The fundamental ethical principle underlying the concept of ‘responsible tax’ is that residents of a country (whether individual citizens or corporations) have an obligation to pay taxes in order to support elements of our social fabric such as education, transport infrastructure and the judicial system. These, in turn, enable people and companies alike to go about their business in a safe, efficient and profitable manner. Consideration of tax practices is also linked to issues of corruption and international equity and development.

From an investment perspective, opaque and inconsistent disclosure makes it difficult for investors to fully assess the true risk to which they are exposed through a company’s approach to tax management. Reputational risks can arise from negative media coverage and consumer backlash. However, of greater importance is the risk posed by changing regulation, which may result in the closure of loopholes or cancellation of so-called ‘sweetheart deals’ on which corporate profits may depend. These risks have been exemplified by the recent decision of the European Commission to investigate whether tax arrangements agreed between Apple and the Irish government, and Amazon and the Luxembourg government, constitute illegal state aid.

Recent engagement activity

During 2013 and 2014, Rathbone Greenbank joined a small group of responsible investors to undertake a collaborative engagement on tax and tax avoidance. From initial discussions within our group, it was apparent that a lack of understanding regarding what is often a highly complex issue made investors reluctant to question companies on tax arrangements.

Our aim therefore was to develop guidance for investors wishing to engage with companies and policy makers on this issue. We took the decision to focus on investment risks rather than ethical considerations in order to make the research relevant to a broad investor audience, not just those with an ethical or responsible investment approach.

Our group met with senior tax or finance department representatives from companies within the mining and consumer goods sectors. These discussions covered aspects of tax policy, governance and disclosure and gave us an understanding of current and best practice, in addition to some of the challenges companies face in increasing disclosure. In order to encourage a frank and open discussion, we agreed to keep the names of participating companies confidential.
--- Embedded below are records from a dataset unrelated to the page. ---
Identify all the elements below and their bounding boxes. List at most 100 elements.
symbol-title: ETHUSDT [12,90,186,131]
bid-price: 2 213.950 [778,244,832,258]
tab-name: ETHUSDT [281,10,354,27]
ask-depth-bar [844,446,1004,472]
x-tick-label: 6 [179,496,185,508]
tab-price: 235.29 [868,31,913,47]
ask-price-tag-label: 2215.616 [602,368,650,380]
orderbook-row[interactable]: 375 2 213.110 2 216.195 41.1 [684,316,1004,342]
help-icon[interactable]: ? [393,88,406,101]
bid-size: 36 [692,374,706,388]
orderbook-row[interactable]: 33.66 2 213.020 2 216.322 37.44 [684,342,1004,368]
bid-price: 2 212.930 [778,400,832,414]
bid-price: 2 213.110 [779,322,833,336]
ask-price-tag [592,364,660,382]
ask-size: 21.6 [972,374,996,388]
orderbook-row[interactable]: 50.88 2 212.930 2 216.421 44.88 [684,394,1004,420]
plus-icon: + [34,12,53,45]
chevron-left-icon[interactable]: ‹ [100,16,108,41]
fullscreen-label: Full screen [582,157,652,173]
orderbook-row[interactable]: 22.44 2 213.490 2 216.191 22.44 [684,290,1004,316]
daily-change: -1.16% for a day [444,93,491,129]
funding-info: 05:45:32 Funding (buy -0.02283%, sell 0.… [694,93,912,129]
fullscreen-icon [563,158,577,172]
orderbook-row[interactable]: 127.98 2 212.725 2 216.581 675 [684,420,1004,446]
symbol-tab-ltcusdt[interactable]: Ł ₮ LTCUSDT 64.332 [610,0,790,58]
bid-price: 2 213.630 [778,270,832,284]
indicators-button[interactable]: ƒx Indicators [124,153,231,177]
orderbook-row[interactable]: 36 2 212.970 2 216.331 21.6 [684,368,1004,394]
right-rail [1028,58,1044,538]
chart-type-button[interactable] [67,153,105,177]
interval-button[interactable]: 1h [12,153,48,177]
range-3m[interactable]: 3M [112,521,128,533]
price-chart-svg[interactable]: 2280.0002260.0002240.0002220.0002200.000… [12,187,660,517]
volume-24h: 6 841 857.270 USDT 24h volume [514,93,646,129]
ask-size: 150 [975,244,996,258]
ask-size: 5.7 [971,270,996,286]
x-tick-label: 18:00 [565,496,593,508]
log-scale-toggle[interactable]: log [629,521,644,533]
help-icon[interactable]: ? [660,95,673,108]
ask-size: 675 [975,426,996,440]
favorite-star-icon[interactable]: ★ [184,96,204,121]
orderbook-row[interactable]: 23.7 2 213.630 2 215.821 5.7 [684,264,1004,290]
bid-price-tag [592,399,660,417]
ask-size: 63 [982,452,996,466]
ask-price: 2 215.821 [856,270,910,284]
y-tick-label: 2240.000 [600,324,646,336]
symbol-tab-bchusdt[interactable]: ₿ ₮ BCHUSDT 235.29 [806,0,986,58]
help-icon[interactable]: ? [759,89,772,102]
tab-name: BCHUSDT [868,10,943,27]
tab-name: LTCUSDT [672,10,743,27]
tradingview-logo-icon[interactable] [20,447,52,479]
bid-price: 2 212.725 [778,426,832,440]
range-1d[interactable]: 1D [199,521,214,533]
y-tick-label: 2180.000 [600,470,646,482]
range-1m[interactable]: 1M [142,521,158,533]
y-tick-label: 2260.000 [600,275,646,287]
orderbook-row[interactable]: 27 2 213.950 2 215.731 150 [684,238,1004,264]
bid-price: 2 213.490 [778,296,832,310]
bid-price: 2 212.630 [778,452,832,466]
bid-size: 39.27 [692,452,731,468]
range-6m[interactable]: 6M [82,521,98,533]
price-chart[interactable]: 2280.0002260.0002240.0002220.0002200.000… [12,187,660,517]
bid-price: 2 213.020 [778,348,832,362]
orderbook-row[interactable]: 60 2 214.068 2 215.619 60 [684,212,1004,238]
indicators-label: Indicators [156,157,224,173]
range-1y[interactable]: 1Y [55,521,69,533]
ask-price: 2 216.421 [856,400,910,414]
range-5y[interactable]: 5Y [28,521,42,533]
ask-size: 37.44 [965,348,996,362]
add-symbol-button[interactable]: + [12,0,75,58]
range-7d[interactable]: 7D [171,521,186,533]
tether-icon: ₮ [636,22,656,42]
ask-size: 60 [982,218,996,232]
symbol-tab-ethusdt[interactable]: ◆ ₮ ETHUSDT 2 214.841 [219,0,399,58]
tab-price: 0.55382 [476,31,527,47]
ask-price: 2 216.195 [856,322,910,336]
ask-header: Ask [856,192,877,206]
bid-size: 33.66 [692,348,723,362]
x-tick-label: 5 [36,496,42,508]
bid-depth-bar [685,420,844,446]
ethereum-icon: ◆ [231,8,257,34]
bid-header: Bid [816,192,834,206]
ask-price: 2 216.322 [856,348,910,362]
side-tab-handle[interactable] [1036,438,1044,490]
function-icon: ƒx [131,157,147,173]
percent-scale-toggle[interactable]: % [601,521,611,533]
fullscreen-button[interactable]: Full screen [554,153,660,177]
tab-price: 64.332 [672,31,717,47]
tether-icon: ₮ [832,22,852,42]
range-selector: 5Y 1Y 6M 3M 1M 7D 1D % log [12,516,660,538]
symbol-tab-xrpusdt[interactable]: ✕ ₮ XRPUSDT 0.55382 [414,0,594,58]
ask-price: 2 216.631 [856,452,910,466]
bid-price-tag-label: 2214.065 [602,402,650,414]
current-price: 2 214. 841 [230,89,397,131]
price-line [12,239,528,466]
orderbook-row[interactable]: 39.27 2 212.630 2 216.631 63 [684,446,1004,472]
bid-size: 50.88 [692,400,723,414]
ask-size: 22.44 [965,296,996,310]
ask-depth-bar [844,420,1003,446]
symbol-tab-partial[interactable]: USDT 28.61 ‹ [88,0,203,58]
A discussion paper, summarising our findings and setting out future disclosure expectations for companies, was launched in July 2014 at an event for members of the investment community. From feedback sessions at the launch event, it was clear that there is genuine interest in this issue, and that investors are keen to learn about tax risks and continue to participate in the debate. Further feedback on the discussion paper has been gathered through the Engagement Clearinghouse of the UN-backed Principles for Responsible Investment (PRI) and at an event on taxation at the annual ‘PRI in Person’ conference in September 2014.

We are pleased that our initial discussion paper has played a role in educating investors and stimulating a wider discussion on the nature of tax risks. The members of the collaborative engagement group remain committed to promoting greater understating of investment-related tax risks and are now considering the best way in which to take this project forward, with a view to publishing a paper for a wider audience in 2015.